Lulling appeals the dismissal of his claim under the Americans with Disabilities Act (“ADA”). He contends that Marion County and certain individual defendants discriminated against him based on his disability in violation of 42 U.S.C. § 12132 by failing to provide him with an interpreter after the officials visited the property and later arrested him. His complaint, however, fails sufficiently to state a claim.
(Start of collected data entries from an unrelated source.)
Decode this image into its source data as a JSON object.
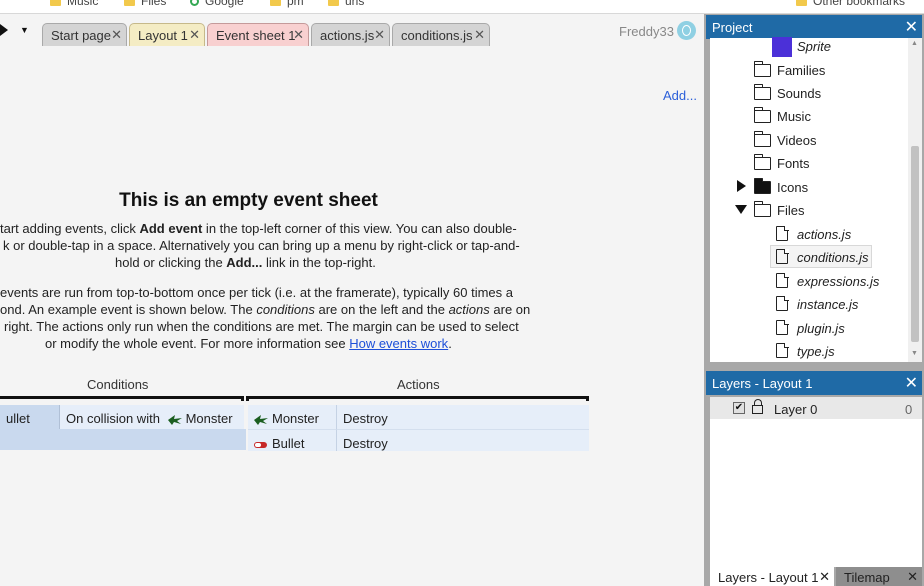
{
  "bookmarks": {
    "items": [
      "Music",
      "Files",
      "Google",
      "pm",
      "urls",
      "Other bookmarks"
    ]
  },
  "tabs": {
    "items": [
      "Start page",
      "Layout 1",
      "Event sheet 1",
      "actions.js",
      "conditions.js"
    ],
    "close": "✕"
  },
  "user": {
    "name": "Freddy33"
  },
  "eventsheet": {
    "add_link": "Add...",
    "title": "This is an empty event sheet",
    "p1": {
      "l1_a": "tart adding events, click ",
      "l1_b": "Add event",
      "l1_c": " in the top-left corner of this view. You can also double-",
      "l2": "k or double-tap in a space. Alternatively you can bring up a menu by right-click or tap-and-",
      "l3_a": "hold or clicking the ",
      "l3_b": "Add...",
      "l3_c": " link in the top-right."
    },
    "p2": {
      "l1": "events are run from top-to-bottom once per tick (i.e. at the framerate), typically 60 times a",
      "l2_a": "ond. An example event is shown below. The ",
      "l2_b": "conditions",
      "l2_c": " are on the left and the ",
      "l2_d": "actions",
      "l2_e": " are on",
      "l3": " right. The actions only run when the conditions are met. The margin can be used to select",
      "l4_a": "or modify the whole event. For more information see ",
      "l4_link": "How events work",
      "l4_b": "."
    },
    "conditions_header": "Conditions",
    "actions_header": "Actions",
    "condition": {
      "object": "ullet",
      "text": "On collision with",
      "target": "Monster"
    },
    "actions": [
      {
        "object": "Monster",
        "action": "Destroy"
      },
      {
        "object": "Bullet",
        "action": "Destroy"
      }
    ]
  },
  "project": {
    "title": "Project",
    "close": "✕",
    "items": [
      "Sprite",
      "Families",
      "Sounds",
      "Music",
      "Videos",
      "Fonts",
      "Icons",
      "Files",
      "actions.js",
      "conditions.js",
      "expressions.js",
      "instance.js",
      "plugin.js",
      "type.js"
    ]
  },
  "layers": {
    "title": "Layers - Layout 1",
    "close": "✕",
    "layer_name": "Layer 0",
    "layer_index": "0",
    "checkmark": "✔"
  },
  "bottom_tabs": {
    "items": [
      "Layers - Layout 1",
      "Tilemap"
    ],
    "close": "✕"
  },
  "colors": {
    "accent": "#1f6aa6",
    "active_tab": "#f8d0d0",
    "layout_tab": "#f4ecc4",
    "link": "#2b5fd9",
    "sprite": "#4b30d8"
  }
}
Under § 12132, Lulling must demonstrate “(1) that [he] is a qualified individual within the meaning of the ADA; (2) that [he] was excluded from participation in, or was denied benefits of, services, programs, or activities for which [the public entity] is responsible; and (3) that such exclusion or discrimination is because of [his] disability.”Estate of Lance v. Lewisville Indep. Sch. Dist., 743 F.3d 982, 990 n. 3 (5th Cir.2014) (internal quotation marks omitted). Although no one disputes that Lulling is hearing-impaired, he fails to allege how he was excluded as a result of not having an interpreter during the investigation or arrest. The evidence indicates that he could effectively communicate with officers and that several times he initiated conversations with the defendants. Without any allegation that Lulling's hearing impairment resulted in an exclusion from government benefits or effective services, the ADA claim is deficient, and dismissal was proper.
Hoffman and Lulling ask us to vacate a judgment from the Marion county court, but under the Rooker–Feldman doctrine, we lack jurisdiction to review that decision. This case presents exactly the sort of situation for which the doctrine precludes review: “cases brought by state-court losers complaining of injuries caused by state-court judgments rendered before the district court proceedings commenced and inviting district court review and rejection of those judgments.”[FN 3] We decline to adopt a new exception to the doctrine as Hoffman and Lulling urge, so their claim is not properly before us.
The district court dismissed Hoffman and Lulling's other claims. That is not error because each claim either was not properly appealed or did not state a proper cause of action. The summary judgment is AFFIRMED.
[FN *] Pursuant to 5TH CIR. R. 47.5, the court has determined that this opinion should not be published and is not precedent except under the limited circumstances set forth in 5TH CIR. R. 47.5.4.
[FN 1] Lulling is hearing-impaired, which was immediately apparent to McKnight and Lane. The defendants primarily spoke with Hoffman, who in turn would communicate with Lulling, though Lulling frequently initiated communication with the defendants and seemingly understood what was being said.